Cabo Blanco is a fishing village in northwestern Peru, 3 km northwest from El Alto, Talara, Piura. It was famous in the past among big-game fishermen and today is a noted surf break. The village takes its name from the light coloured nearby mountains. Cabo Blanco is one of the surfing spots in northern Peru with waves suitable for surfing all year round, along with other surf spots such as Chicama, Huanchaco, Pacasmayo, and Lobitos.

In the 1950s and 1960s, fishermen traveled to Cabo Blanco to hunt big marlin. Ernest Hemingway stayed more than a month at the famous "Cabo Blanco Fishing Club" and caught a 700-pound marlin while filming the motion picture based on his novel, The Old Man and the Sea.

In 1952, model Patsy Pulitzer appeared in Sports Illustrated as one of the "World's Loveliest Sportswomen", after catching a 1,230-pound black marlin off Cabo Blanco, a then world-record fish for a woman. In 1953, Alfred C. Glassell Jr. caught the IGFA all tackle world record black marlin, weighing 1560 lb.

In 1979, Peruvian surfer Gordo Barreda discovered the wave when he visited the village to check the surf in the area. The wave is a hollow powerful left and is reckoned the "Peruvian Pipeline", referring to the Banzai Pipeline in Hawaii. Swell from Hawaii does in fact go on to reach Peru; in the 1990s the best way to get a surf forecast was to phone Hawaii and whatever swell they had would arrive about 5 days later.

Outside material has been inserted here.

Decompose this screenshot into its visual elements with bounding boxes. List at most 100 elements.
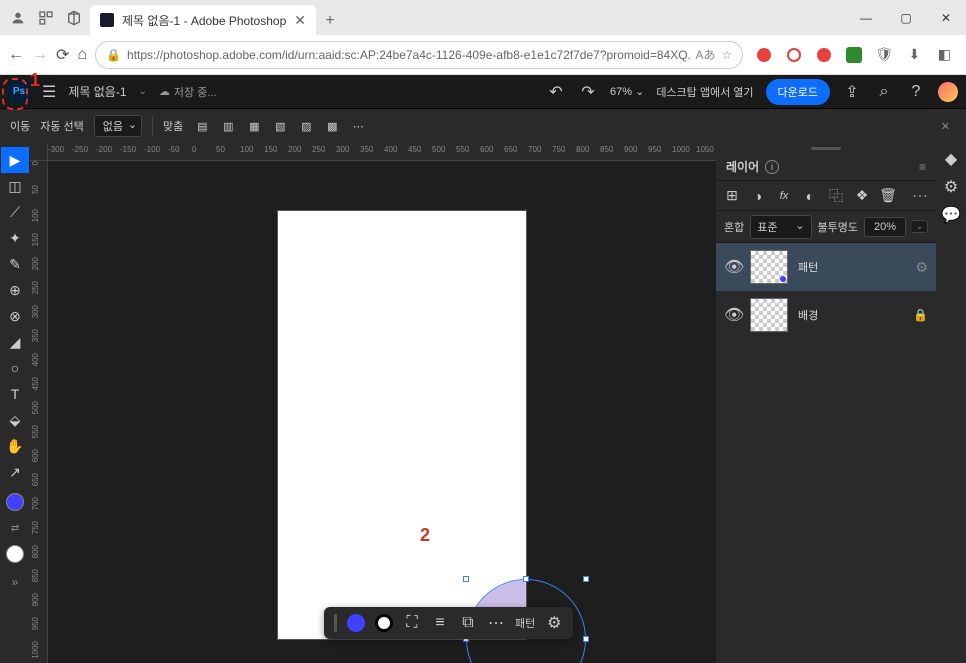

The wave breaks over sand and rock, with the sand building up through summer and being washed away progressively by winter swells. The wave inspires a kind of fanaticism among surfers. Although there are only about 20 locals, crowds of surfers are drawn to the wave from Lima (700 kilometres south), and from around the world. With modern swell forecasts and the internet, it's easy to know when swell is on the way, and the surfers once there all pack into a single tight takeoff zone, despite other waves elsewhere in the area.

A concrete pier was built for local fishermen a few years ago, replacing a wooden one which was between Cabo and Panic Point and was destroyed by the sea. The proposal had been to build it right through the takeoff zone of the Cabo wave, ruining the wave, but also being a difficult place to build. A compromise was reached, and the pier was built about 150 metres north, but it still chops off the tail end of the ride.

Cabo Blanco was used as the location of the film Undertow (Contracorriente), directed by Javier Fuentes-León. The movie was released in 2010.